La Comisión de la Verdad y Reconciliación considera que la Operación de Rescate de los rehenes de la embajada japonesa, capturada por un comando del MRTA durante más de cuatro meses (desde el 17 de diciembre de 1996 hasta el 22 de abril de 1997), fue una acción valerosa de las Fuerzas Armadas cuyos integrantes arriesgaron sus vidas y cumplieron con su deber al enfrentar exitosamente una situación compleja para el país. Además de este reconocimiento explícito a las Fuerzas Armadas, la CVR admite también que existen suficientes elementos para presumir razonablemente que durante el operativo de rescate se habrían incurrido en actos en hechos violatorios a los derechos humanos.
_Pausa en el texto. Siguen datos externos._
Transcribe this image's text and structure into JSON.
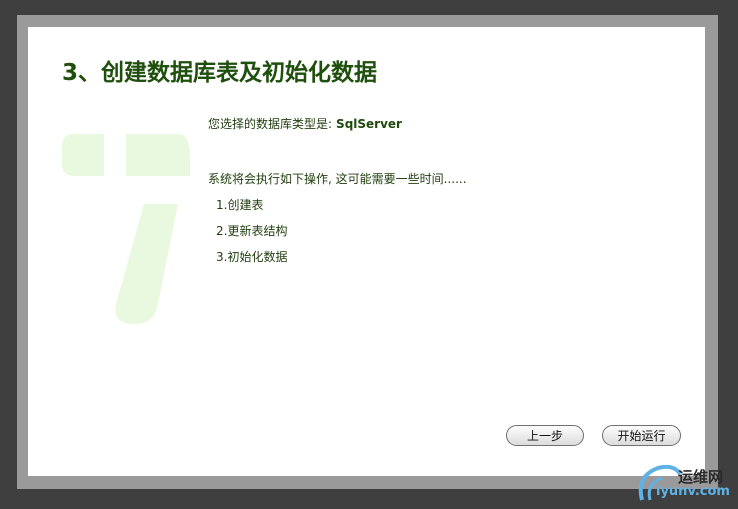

Por eso resulta imprescindible una investigación, con imparcialidad e independencia, a fin de determinar las responsabilidades del caso. [Tomo VII, capítulo 2, punto 66, «Las ejecuciones extrajudiciales en la residencia del embajador de Japón (1997)» del Informe Final de la Comisión de la Verdad y Reconciliación, PDF, ZIP]
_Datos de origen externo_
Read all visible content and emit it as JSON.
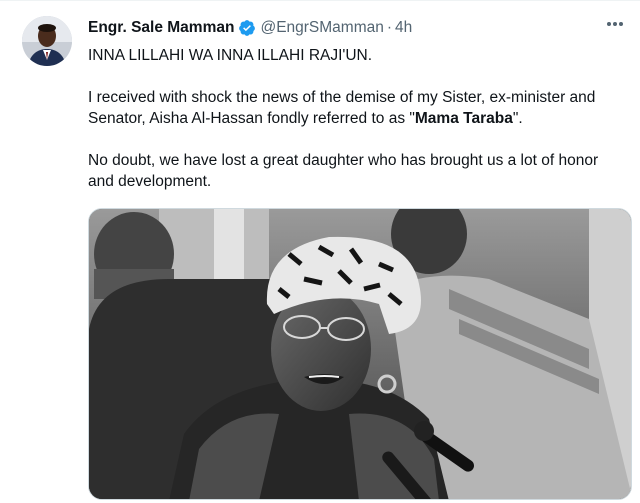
{
  "tweet": {
    "author": {
      "name": "Engr. Sale Mamman",
      "handle": "@EngrSMamman",
      "separator": "·",
      "time": "4h",
      "verified": true,
      "avatar_icon": "user-avatar"
    },
    "more_icon": "more-dots-icon",
    "paragraphs": {
      "p1": "INNA LILLAHI WA INNA ILLAHI RAJI'UN.",
      "p2_before": "I received with shock the news of the demise of my Sister, ex-minister and Senator, Aisha Al-Hassan fondly referred to as \"",
      "p2_bold": "Mama Taraba",
      "p2_after": "\".",
      "p3": "No doubt, we have lost a great daughter who has brought us a lot of honor and development."
    },
    "media": {
      "kind": "photo",
      "style": "black-and-white"
    },
    "colors": {
      "verified_blue": "#1d9bf0",
      "secondary_text": "#536471",
      "primary_text": "#0f1419"
    }
  }
}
El caso de las ejecuciones extrajudiciales tras la liberación de la residencia del embajador de Japón mediante la operación «Chavín de Huántar» sigue coleando. La historia más o menos todos la conocen, y sino mejor lean el punto enlazado del IFCVR, y también, en esta bitácora, las siguientes entradas: «Operación Chavín de Huántar: comandos responsables» y «Fujimori mandó matar a los emerretistas». El tema vuelve a estar de moda por dos informes periciales encargados por el Ministerio de Defensa que servirán en un proceso contra una serie de personas, entre ellas Montesinos, y para la defensa judicial del Estado ante la CIDH.
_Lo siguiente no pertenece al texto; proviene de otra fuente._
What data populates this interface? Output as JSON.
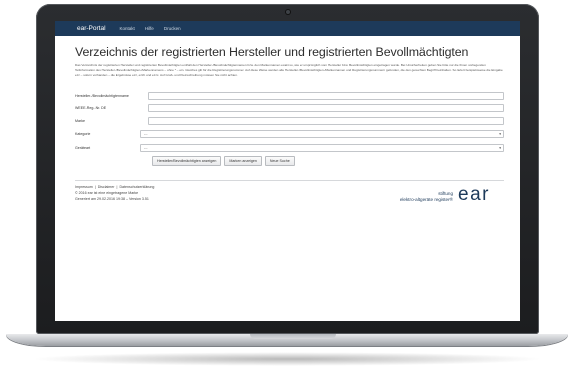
{
  "portal": {
    "brand": "ear-Portal",
    "nav": [
      "Kontakt",
      "Hilfe",
      "Drucken"
    ]
  },
  "page": {
    "title": "Verzeichnis der registrierten Hersteller und registrierten Bevollmächtigten",
    "intro": "Das Verzeichnis der registrierten Hersteller und registrierten Bevollmächtigten enthält den Hersteller-/Bevollmächtigtennamen bzw. den Markennamen exakt so, wie er ursprünglich vom Hersteller bzw. Bevollmächtigten eingetragen wurde. Bei Unsicherheiten geben Sie bitte nur die Ihnen vorliegenden Teilinformation des Hersteller-/Bevollmächtigten-/Markennamens – ohne * – ein. Gleiches gilt für die Registrierungsnummer. Auf diese Weise werden alle Hersteller-/Bevollmächtigten-/Markennamen und Registrierungsnummern gefunden, die den gesuchten Begriff beinhalten. So liefert beispielsweise die Eingabe ezz – sofern vorhanden – die Ergebnisse ezz, ezzb und ezzc. Auf Groß- und Kleinschreibung müssen Sie nicht achten."
  },
  "form": {
    "manufacturer_label": "Hersteller-/Bevollmächtigtenname",
    "weee_label": "WEEE-Reg.-Nr. DE",
    "brand_label": "Marke",
    "category_label": "Kategorie",
    "category_value": "---",
    "device_type_label": "Geräteart",
    "device_type_value": "---",
    "btn_show_manufacturers": "Hersteller/Bevollmächtigten anzeigen",
    "btn_show_brands": "Marken anzeigen",
    "btn_new_search": "Neue Suche"
  },
  "footer": {
    "impressum": "Impressum",
    "disclaimer": "Disclaimer",
    "privacy": "Datenschutzerklärung",
    "separator": "|",
    "copyright": "© 2016 ear ist eine eingetragene Marke",
    "generated": "Generiert am 29.02.2016 19:38 – Version 3.51",
    "logo_line1": "stiftung",
    "logo_line2": "elektro-altgeräte register®",
    "logo_mark": "ear"
  },
  "icons": {
    "select_arrow": "chevron-down-icon",
    "camera": "camera-icon"
  },
  "colors": {
    "navbar": "#1d3a5a",
    "brand_blue": "#1d3a5a",
    "bezel": "#2b2d30"
  }
}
No se cuestiona el éxito militar de la operación, no se cuestiona el valor o la entrega de los comandos, simplemente se cuestiona una serie de muertes que tal vez no ocurrieron en combate. Los muertos en combate no son cuestionados, dos posibles rendiciones y el arresto de un tercer terrorista (que había escapado con un grupo de rehenes liberados, según un testimonio de uno de ellos) que fue llevado posteriormente a la casa del embajador y ajusticiado para que parezca muerto en combate. Se cuestiona que parece que existía una orden de no coger a nadie vivo y que los comandos la cumplieron (o dejaron que otros la cumplan, se habla mucho de «infiltrados del SIN» y se les sindica como autores de los crímenes, esto es, ajusticiamientos), y una actividad por parte del Estado de encubrir los hechos desde un primer momento.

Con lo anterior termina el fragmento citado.